中央放射線部
血管造影検査・治療
概要
血管造影は、血管の状態や血液の流れの観察、治療をするためにおこなわれます。血管の閉塞、狭窄の有無、腫瘍を栄養としている血管を調べたり、血管が関係している病気を詳しく調べることができます。また狭くなった血管を広げたり、腫瘍に栄養を運ぶ血管を閉塞させるなど、治療を行うことも可能です。検査・治療時間は30分から数時間となります。
検査・治療のながれ
局所麻酔(疾患によっては全身麻酔)をおこない、太ももの付け根または腕・手首の動脈や静脈からカテーテルといわれる細い管を通します。次にカテーテルを目的の血管まで挿入して、造影剤という薬を血管の中に流しながらX線撮影を行います。 治療としては、拡張用の風船の付いたカテーテルや、ステントといわれる金属製の筒を用い、血管の狭くなった部位に通して血管を拡げたり、金属コイル・接着剤・球状のビーズ・ゼラチンなどを使って病変を塞栓します。また抗がん剤の注入を行う場合もあります。

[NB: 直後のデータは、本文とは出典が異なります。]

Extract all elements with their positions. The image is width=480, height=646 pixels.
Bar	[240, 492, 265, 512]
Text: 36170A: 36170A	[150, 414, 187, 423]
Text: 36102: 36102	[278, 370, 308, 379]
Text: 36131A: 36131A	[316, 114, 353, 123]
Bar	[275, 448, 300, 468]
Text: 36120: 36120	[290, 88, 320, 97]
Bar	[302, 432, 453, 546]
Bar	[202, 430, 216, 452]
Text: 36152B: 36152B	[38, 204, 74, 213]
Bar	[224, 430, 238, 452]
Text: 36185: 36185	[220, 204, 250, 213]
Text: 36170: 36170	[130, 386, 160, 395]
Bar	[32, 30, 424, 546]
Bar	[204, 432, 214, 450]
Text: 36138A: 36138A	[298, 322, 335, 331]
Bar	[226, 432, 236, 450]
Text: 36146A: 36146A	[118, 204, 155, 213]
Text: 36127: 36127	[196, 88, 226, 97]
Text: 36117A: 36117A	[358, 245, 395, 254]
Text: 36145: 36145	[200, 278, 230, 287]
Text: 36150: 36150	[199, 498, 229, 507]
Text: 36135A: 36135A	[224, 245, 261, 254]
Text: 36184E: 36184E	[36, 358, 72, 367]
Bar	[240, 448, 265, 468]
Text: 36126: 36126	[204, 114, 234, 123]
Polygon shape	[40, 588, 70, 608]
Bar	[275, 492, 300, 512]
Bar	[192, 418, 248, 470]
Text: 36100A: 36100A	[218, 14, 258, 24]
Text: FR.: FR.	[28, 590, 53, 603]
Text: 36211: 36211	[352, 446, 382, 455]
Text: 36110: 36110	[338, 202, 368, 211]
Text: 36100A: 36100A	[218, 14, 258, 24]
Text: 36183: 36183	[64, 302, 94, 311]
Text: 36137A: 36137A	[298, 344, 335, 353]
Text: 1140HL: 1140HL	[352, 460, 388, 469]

腹部大動脈瘤に対するステントグラフト内挿術(血管外科)
目的
腹部大動脈にできた動脈瘤をお腹を切らずにステントグラフトという金属の骨格構造を持つ特殊な人工血管により動脈瘤に蓋をし、大動脈瘤にかかる圧力を減らす治療です。
大動脈瘤は切除されず残りますが、瘤は次第に小さくなる傾向がみられます。また、たとえ瘤が縮小しなくても、拡大を防止することで破裂の危険性が少なくなります。
経皮的冠動脈インターベンション(内科 循環器部門)
目的
狭心症や心筋梗塞の原因となる心臓血管の狭窄や閉塞を、バルーンやステントを使って広げ、血流を改善させる治療です。
脳動脈瘤コイル塞栓術(脳神経外科)
目的
カテーテルを脳の血管まで進めて、脳動脈瘤内にコイルを充填することにより脳動脈瘤の破裂を予防する治療です。
脳動脈瘤の入口が広い場合や形状が不規則な場合は、複数のカテーテル、バルーン、ステントを使うこともあります。
下肢動脈・腸骨動脈血管形成術(血管外科・内科 循環器部門)
目的
閉塞性動脈硬化症による下肢動脈の狭窄や慢性完全閉塞病変をバルーンやガイドワイヤー、ステントを用いて血流を改善させる治療です。
透析シャント血管形成術(血管外科)
目的
透析シャントの狭窄や閉塞を、バルーンや吸引カテーテルを用いて血流を改善させる治療です。
肝動脈化学塞栓術(放射線科・内科)
目的
肝癌は、進行すると肝動脈の血流が豊富になり、異常血管が腫瘍を栄養するようになります。足の付け根の動脈からカテーテルを挿入し、肝臓内の腫瘍を栄養する細い動脈までカテーテルを進めて抗癌剤や塞栓物質を入れ血流を遮断し、腫瘍細胞を壊死させる治療です。
急性期脳梗塞、脳塞栓症に対する血栓除去術(脳卒中科)
目的
極微細のカテーテルを頭蓋内血管まで挿入し、血栓を取り除き、血流を改善させる治療です。
血管塞栓術(放射線科・脳神経外科)
目的
外傷による出血、腫瘍・血管奇形・動脈瘤などからの出血、消化管出血(胃・十二指腸潰 瘍、大腸憩室、胃・十二指腸静脈瘤など)、喀血(肺癌、気管支拡張症、肺真菌症、結核 など)、難治性鼻出血、術後出血などが主な対象です。個々のケースについて、他の治療法と比較検討し、塞栓術がより有効で安全と判断した場合に行います。
静脈奇形に対する硬化療法(放射線科)
目的
主にポリドカノールフォームを用いた硬化療法を施行しています。フォームは硬化剤と二酸化炭素ガスを混和して作成します。ポリドカノールは推奨用量内であれば最も安全な硬化剤と考えられ、またフォームを作成する際にも血液に吸収されやすい二酸化炭素を使用することにより、安全性に配慮しています。疼痛を主訴とする患者さんには疼痛軽減効果が期待されます。